How IT Contributes to Successful Science

 

With the increasing importance of AI and machine learning in science and engineering, it is critical that the leadership of R&D and IT groups at innovative companies are aligned. Inappropriate budgeting, policies, or vendor choices can unnecessarily block critical research programs; conversely an "anything goes" approach can squander valuable resources or leave an organization open to novel security threats.

At the heart of the tension between R&D and IT is the fundamental fact that the needs of research groups are qualitatively different from most standard business activities, often in ways that are unfamiliar to IT:

  1. R&D changes workflows and adopts new technologies frequently as new and different approaches to problems are tried; 
  2. those technologies are often atypical and specialized; 
  3. and they require closer interaction and collaboration between researchers and IT staff to resolve.

Some of these new technologies, like advanced AI, that researchers are adopting also hold the promise of solving some of the challenges that IT has in providing safe and scalable solutions for research groups.

Research IT Requires Flexibility

An effective research organization should always be trying new things, whether different methods, different materials, different designs, different equipment or different algorithms. This is not just for the sake of doing new things but because new, relevant, workflows and technologies should at a minimum be evaluated and, if effective, adopted.

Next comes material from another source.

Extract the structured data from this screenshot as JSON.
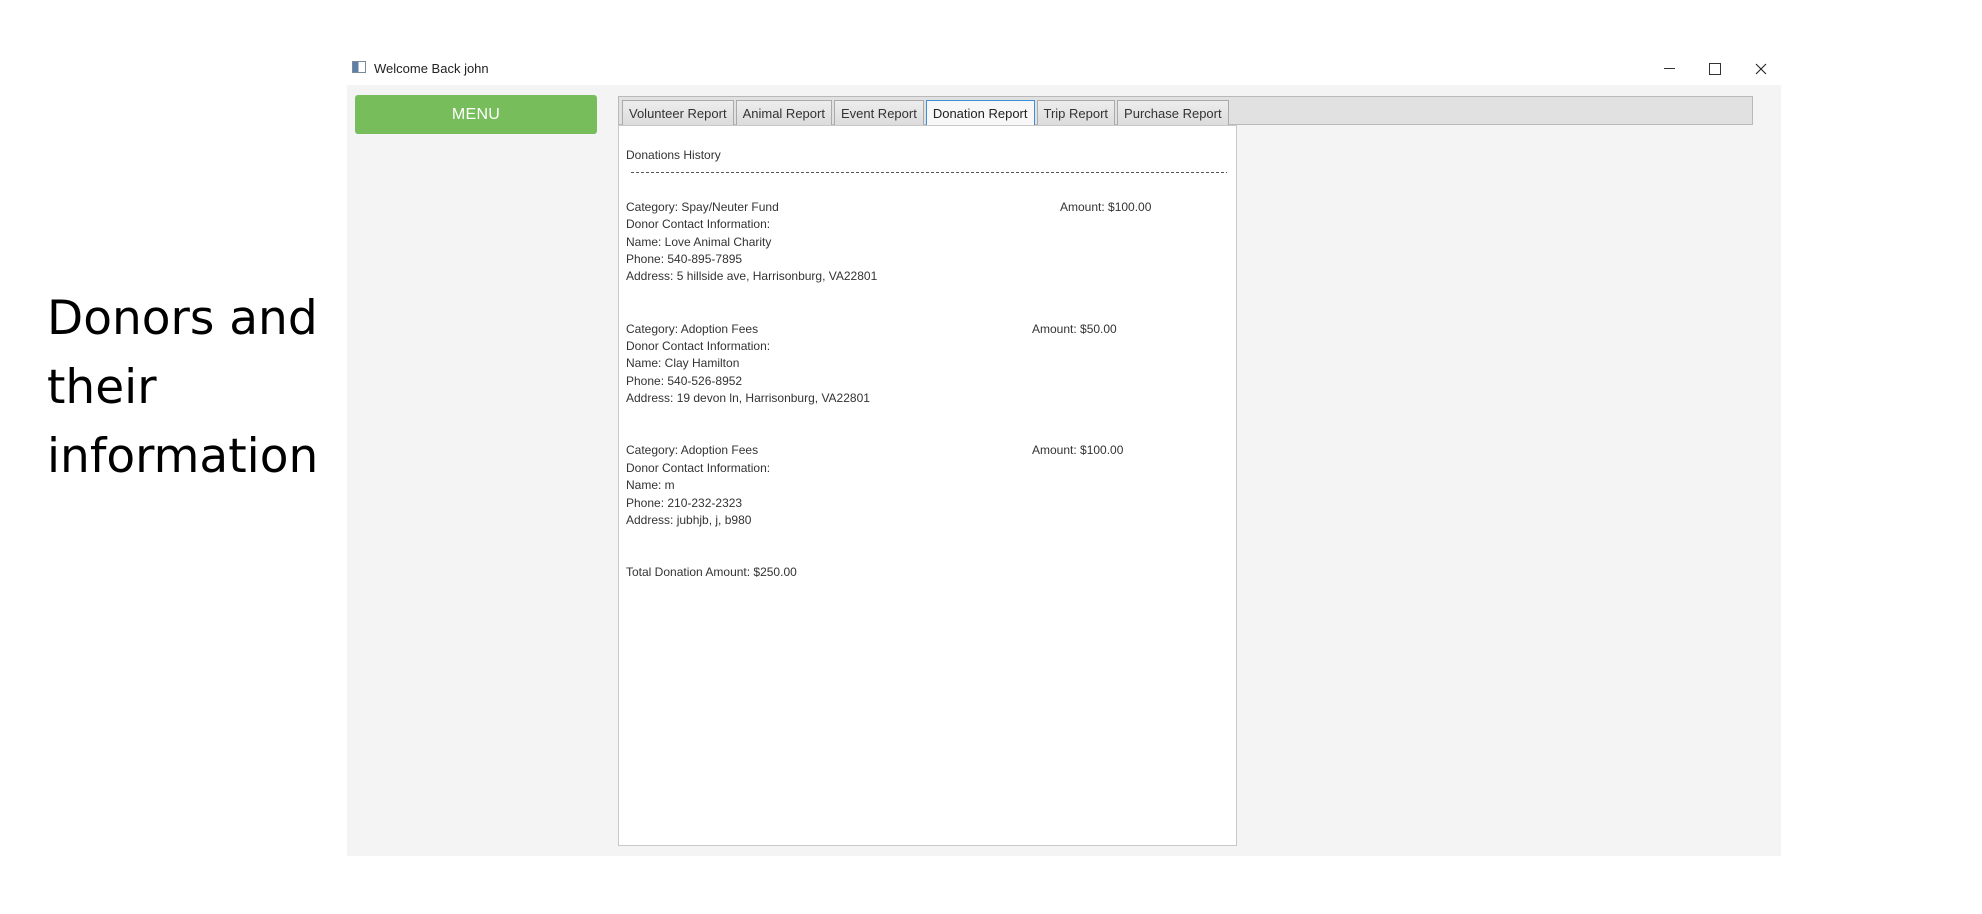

R&D's frequent flux is in contrast to many other parts of a business: financial reports should be consistent over time, data warehouse schemas should only evolve gradually, manufacturing processes shouldn't change from day to day, and so forth.

Unfortunately, novelty can strain standard IT policies and resources. For example, a great deal of modern lab equipment is essentially a PC with specialized instruments attached to it - often running an outdated OS and software and all too frequently with known security vulnerabilities - which cannot be upgraded easily. Or the adoption of a novel lab methodology requires the ability to search a new type of semi-structured data that it generates, requiring a new database. Or researchers want to be able to run complex third party research code to replicate or adapt a new analysis.

Often, exceptions need to be granted to policies, or IT resources spent, for R&D to be successful.

Modern machine learning technologies, such as Large Language Models (LLMs), exemplify the need for flexibility in processes. To make use of them, either an IT organization needs to be able to deploy and scale 3rd party GPU-based containerised compute resources along with the large data sources required for using these, or policies need to be developed and enforced allowing the use of proprietary data with AI provider's APIs. As a fast-moving area of work, best practices and preferred services are themselves changing from month to month.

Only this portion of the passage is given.